Key Terms
- Greenhouse gas (GHG) emissions intensity: The amount of greenhouse gases, measured in carbon dioxide equivalent (CO2e), emitted per unit of output. In this indicator, it is expressed per kilocalorie of food produced.
- Carbon dioxide equivalent (CO2e): A standard unit for aggregating and comparing GHG emissions. It expresses the impact of different GHGs in terms of the amount of CO2 that would create the same amount of warming.
Historical Data Methodology and Challenges
GHG emissions intensity is calculated by dividing the total agriculture production emissions (CO2e) by total food supply (kilocalories, or kcal), both obtained from FAOSTAT.
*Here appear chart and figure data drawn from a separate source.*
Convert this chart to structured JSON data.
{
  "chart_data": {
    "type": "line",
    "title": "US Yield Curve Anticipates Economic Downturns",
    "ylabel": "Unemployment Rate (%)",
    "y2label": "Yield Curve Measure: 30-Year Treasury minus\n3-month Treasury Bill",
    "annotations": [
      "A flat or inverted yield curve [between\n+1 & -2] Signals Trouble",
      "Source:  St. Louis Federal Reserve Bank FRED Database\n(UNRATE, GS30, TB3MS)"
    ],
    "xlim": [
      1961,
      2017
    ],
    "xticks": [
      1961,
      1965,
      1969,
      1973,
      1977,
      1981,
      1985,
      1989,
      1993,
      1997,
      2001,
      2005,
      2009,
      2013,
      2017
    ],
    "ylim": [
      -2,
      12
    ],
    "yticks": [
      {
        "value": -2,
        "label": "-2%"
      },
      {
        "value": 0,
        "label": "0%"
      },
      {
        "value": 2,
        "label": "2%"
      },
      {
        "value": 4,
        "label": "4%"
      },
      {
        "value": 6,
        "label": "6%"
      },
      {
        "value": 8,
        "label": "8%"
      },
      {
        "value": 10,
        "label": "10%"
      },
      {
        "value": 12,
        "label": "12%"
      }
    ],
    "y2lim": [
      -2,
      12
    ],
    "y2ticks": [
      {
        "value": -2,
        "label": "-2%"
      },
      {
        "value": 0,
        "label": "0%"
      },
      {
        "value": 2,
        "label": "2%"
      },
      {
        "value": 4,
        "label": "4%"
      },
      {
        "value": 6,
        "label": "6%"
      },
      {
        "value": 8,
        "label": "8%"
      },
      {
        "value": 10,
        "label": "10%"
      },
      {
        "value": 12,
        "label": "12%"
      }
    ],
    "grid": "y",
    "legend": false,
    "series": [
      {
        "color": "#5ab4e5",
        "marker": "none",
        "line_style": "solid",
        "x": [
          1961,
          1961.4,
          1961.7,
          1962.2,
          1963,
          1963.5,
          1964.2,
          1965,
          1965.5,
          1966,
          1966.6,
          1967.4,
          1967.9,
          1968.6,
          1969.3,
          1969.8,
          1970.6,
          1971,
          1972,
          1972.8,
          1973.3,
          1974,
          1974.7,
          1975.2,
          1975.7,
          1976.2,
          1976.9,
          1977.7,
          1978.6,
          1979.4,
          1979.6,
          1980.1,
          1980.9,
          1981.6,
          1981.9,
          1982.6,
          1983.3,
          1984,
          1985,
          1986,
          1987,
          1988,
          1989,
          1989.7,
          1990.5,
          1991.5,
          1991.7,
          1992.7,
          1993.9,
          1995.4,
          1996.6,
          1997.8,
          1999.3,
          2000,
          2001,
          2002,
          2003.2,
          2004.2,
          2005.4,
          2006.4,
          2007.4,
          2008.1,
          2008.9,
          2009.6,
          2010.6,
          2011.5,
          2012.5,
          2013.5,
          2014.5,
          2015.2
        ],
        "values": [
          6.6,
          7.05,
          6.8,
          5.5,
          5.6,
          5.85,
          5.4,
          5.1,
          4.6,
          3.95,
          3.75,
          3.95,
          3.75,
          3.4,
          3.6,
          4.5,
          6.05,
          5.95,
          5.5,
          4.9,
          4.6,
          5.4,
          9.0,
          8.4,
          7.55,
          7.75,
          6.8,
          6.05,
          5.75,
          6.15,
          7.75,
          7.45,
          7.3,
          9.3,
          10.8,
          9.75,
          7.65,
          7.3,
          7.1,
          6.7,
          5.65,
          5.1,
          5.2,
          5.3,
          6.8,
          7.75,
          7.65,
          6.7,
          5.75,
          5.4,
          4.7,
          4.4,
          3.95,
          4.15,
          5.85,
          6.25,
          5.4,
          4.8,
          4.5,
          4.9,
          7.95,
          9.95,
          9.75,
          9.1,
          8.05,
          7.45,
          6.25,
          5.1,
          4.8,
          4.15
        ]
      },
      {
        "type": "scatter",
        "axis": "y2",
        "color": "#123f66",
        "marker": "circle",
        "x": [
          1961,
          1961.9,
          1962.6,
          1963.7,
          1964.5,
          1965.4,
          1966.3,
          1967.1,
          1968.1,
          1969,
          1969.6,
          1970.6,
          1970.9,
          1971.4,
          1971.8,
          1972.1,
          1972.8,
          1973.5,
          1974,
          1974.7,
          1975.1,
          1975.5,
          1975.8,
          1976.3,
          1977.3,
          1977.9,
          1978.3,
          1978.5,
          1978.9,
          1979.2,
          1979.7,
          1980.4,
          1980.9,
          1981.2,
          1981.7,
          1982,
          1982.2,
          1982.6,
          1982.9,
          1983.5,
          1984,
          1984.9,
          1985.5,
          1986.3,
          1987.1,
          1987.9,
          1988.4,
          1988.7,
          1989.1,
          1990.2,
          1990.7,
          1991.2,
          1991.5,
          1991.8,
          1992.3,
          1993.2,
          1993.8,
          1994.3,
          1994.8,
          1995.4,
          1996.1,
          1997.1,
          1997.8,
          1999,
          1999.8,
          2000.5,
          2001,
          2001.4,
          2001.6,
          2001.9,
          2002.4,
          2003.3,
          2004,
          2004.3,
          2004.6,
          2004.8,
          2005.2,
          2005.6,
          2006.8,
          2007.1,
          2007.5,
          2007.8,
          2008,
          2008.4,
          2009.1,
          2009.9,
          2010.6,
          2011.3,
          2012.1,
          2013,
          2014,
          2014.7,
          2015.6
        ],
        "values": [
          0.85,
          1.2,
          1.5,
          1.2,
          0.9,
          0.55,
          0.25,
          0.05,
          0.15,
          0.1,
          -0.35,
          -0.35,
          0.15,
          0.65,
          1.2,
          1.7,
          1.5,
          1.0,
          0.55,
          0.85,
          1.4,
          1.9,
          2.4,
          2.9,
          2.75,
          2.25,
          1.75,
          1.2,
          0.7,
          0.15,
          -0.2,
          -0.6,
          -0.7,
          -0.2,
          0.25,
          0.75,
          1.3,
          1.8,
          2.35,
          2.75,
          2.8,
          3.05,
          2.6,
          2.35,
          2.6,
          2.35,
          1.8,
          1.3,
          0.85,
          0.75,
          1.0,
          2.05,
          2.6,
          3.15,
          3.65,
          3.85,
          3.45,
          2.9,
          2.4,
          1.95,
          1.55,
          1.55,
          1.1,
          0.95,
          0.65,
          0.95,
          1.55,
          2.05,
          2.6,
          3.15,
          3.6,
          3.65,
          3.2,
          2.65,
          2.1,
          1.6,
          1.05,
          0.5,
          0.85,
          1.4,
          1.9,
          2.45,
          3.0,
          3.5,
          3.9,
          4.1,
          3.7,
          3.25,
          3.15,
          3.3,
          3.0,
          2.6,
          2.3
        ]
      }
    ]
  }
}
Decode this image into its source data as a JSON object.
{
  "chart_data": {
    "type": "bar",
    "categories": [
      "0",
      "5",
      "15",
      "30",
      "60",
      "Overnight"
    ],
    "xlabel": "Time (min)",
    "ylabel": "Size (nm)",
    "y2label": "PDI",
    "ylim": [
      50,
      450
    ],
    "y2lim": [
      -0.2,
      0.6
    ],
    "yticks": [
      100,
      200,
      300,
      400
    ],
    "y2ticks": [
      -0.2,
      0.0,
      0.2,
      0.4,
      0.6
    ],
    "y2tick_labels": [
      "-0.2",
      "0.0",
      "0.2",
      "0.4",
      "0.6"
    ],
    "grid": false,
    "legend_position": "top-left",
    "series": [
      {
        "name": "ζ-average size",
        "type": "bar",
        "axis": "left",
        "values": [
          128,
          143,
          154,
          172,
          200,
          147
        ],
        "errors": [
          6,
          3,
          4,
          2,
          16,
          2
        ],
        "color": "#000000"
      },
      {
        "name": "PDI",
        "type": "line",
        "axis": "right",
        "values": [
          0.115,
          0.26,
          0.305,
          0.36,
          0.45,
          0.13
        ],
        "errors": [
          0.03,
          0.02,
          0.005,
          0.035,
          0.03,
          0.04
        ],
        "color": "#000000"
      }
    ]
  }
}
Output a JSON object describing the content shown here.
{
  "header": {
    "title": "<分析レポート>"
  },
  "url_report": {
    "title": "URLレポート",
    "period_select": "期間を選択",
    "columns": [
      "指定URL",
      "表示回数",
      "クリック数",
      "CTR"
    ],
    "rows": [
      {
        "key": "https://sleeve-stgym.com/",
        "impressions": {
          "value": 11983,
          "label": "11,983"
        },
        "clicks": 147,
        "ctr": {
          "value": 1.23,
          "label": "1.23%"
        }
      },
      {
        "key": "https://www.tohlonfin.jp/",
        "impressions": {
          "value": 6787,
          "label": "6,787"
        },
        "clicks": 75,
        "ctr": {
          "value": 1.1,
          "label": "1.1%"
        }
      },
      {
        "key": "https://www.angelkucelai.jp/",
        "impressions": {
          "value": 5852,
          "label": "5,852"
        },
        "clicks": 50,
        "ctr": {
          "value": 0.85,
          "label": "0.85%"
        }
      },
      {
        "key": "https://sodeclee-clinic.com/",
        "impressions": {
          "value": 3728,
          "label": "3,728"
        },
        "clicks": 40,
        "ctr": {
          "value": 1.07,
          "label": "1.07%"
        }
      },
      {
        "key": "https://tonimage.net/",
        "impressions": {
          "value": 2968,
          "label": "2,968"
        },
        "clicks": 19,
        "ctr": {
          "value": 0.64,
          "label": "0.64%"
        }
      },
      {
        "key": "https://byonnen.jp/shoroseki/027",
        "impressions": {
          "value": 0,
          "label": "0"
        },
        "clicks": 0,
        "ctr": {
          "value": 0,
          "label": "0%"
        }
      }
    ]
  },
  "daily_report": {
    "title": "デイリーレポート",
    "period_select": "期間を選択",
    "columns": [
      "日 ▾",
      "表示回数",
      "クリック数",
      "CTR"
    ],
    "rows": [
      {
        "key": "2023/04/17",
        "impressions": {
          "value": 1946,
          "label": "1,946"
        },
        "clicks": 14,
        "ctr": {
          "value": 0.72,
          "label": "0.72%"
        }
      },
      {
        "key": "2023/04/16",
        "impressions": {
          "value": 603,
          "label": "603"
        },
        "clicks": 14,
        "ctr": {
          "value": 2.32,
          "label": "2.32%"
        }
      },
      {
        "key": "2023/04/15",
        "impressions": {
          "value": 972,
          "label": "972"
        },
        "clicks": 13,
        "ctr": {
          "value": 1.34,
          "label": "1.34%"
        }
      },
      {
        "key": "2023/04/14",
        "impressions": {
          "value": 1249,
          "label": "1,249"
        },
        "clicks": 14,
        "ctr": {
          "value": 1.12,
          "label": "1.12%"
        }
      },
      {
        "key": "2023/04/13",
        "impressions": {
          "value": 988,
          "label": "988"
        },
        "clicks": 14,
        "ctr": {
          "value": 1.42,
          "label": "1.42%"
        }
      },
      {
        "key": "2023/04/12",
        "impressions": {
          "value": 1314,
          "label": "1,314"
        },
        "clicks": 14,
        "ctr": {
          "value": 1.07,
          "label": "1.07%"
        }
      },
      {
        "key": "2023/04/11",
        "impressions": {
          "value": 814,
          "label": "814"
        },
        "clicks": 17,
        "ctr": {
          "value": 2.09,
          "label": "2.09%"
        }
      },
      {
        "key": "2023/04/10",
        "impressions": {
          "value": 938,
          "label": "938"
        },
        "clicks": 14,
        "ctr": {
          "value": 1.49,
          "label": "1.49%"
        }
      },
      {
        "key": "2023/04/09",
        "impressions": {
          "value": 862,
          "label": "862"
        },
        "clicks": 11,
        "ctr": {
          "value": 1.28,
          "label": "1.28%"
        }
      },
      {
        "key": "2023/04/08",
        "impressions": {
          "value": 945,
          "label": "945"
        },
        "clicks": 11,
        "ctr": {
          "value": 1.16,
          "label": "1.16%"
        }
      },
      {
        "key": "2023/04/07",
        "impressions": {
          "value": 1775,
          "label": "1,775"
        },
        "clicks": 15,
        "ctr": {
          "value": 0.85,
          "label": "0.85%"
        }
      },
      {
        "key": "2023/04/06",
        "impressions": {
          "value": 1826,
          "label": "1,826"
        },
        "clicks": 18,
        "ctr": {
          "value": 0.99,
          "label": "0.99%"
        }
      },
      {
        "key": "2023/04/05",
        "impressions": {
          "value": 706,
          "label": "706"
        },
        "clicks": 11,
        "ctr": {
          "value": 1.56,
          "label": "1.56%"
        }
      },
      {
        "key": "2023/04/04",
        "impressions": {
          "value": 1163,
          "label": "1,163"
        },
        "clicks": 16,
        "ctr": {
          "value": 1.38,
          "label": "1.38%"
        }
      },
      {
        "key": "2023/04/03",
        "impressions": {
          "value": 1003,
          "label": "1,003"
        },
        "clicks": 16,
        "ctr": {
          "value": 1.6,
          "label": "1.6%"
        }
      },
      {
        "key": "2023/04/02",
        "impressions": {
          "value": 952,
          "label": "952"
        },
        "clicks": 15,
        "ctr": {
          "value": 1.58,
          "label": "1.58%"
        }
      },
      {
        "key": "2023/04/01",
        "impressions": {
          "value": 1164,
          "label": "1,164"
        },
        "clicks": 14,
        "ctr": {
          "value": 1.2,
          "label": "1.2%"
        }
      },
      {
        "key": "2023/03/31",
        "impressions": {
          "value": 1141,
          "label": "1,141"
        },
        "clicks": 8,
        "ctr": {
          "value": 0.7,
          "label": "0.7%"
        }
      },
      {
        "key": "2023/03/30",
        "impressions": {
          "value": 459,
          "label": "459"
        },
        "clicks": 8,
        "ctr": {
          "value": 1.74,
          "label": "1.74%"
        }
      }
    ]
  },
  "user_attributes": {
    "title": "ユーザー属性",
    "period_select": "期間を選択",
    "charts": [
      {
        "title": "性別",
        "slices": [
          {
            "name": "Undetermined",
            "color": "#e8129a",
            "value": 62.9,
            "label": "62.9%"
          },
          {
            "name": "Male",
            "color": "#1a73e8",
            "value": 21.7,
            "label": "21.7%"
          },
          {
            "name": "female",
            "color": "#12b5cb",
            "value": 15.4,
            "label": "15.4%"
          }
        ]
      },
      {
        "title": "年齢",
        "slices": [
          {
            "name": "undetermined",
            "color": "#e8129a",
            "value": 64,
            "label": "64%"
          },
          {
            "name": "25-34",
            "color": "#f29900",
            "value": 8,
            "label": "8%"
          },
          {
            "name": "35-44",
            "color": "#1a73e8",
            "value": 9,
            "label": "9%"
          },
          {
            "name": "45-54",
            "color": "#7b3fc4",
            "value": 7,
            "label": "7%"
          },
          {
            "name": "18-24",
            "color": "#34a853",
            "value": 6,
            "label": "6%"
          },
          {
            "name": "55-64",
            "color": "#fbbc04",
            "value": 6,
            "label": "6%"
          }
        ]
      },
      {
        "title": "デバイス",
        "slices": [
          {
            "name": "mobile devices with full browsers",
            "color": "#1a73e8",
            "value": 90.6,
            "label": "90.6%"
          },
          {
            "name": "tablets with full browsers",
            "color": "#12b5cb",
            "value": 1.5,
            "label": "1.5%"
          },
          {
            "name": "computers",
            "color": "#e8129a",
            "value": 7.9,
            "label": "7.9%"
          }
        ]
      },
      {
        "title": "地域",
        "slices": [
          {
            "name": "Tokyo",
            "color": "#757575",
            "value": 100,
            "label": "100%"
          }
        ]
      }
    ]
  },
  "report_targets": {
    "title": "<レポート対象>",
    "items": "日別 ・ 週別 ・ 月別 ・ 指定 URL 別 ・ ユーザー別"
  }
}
There is no perfect normalization factor for measuring GHG intensity. For example, because sugars and processed grains are very GHG-efficient, the world could improve performance on this metric while worsening nutrition. Comparing per unit of protein does not work well when considering foods that should be included in a healthy diet that have relatively low levels of protein (e.g., fruits, vegetables, some grains, etc.). While more complex nutrient quality indices are being developed, there is no consensus on which is best and global data is not yet available to incorporate such complex indices into the denominator of this indicator. GHG emissions intensity per kilocalorie should be improved alongside other improvements in nutrient intake to ensure healthy diets for all. Additionally, this metric is influenced by both the environmental efficiency of agricultural practices (including fertilizer use, livestock management and energy consumption) and consumption patterns (e.g., food loss and waste rates, dietary composition). Moreover, it is important to note that emissions intensity metrics have limitations. Countries with extensive production systems and lower productivity per hectare may show higher emissions intensities, even if their absolute contribution to global warming is relatively small. Therefore, this metric should be considered alongside absolute emissions and other contextual factors.
Target Methodology
This target was developed by scaling the absolute GHG emissions values from agricultural production, as published in the World Resources Report on Creating a Sustainable Food Future, to align with FAOSTAT values by comparing data from 2010 in both sources. We then calculated the mean between GHG emissions from agricultural production in 2010 and the 2050 projection for these emissions in the Breakthrough Technologies scenario, thereby creating a linear pathway between the observed value in 2010 and the target in 2050. The 2030 target was set as the midpoint of this pathway. To convert these GHG emissions targets into intensity targets, data on kilocalories in the global food supply, published annually by FAOSTAT, served as the denominator. Using a similar approach and assuming linear growth, we estimated the global food supply size in 2030 and 2050 based on the projection from the "Creating a Sustainable Food Future" report that global kilocalorie demand would grow by 55% between 2010 and 2050. Finally, the absolute agricultural production emissions targets for 2030 and 2050 were divided by the projected number of kilocalories in the global food supply for each year to obtain targets for GHG emissions intensity in terms of grams of CO2e per 1,000 kilocalories. The baseline year was updated to 2017 instead of 2010 to reflect more current data.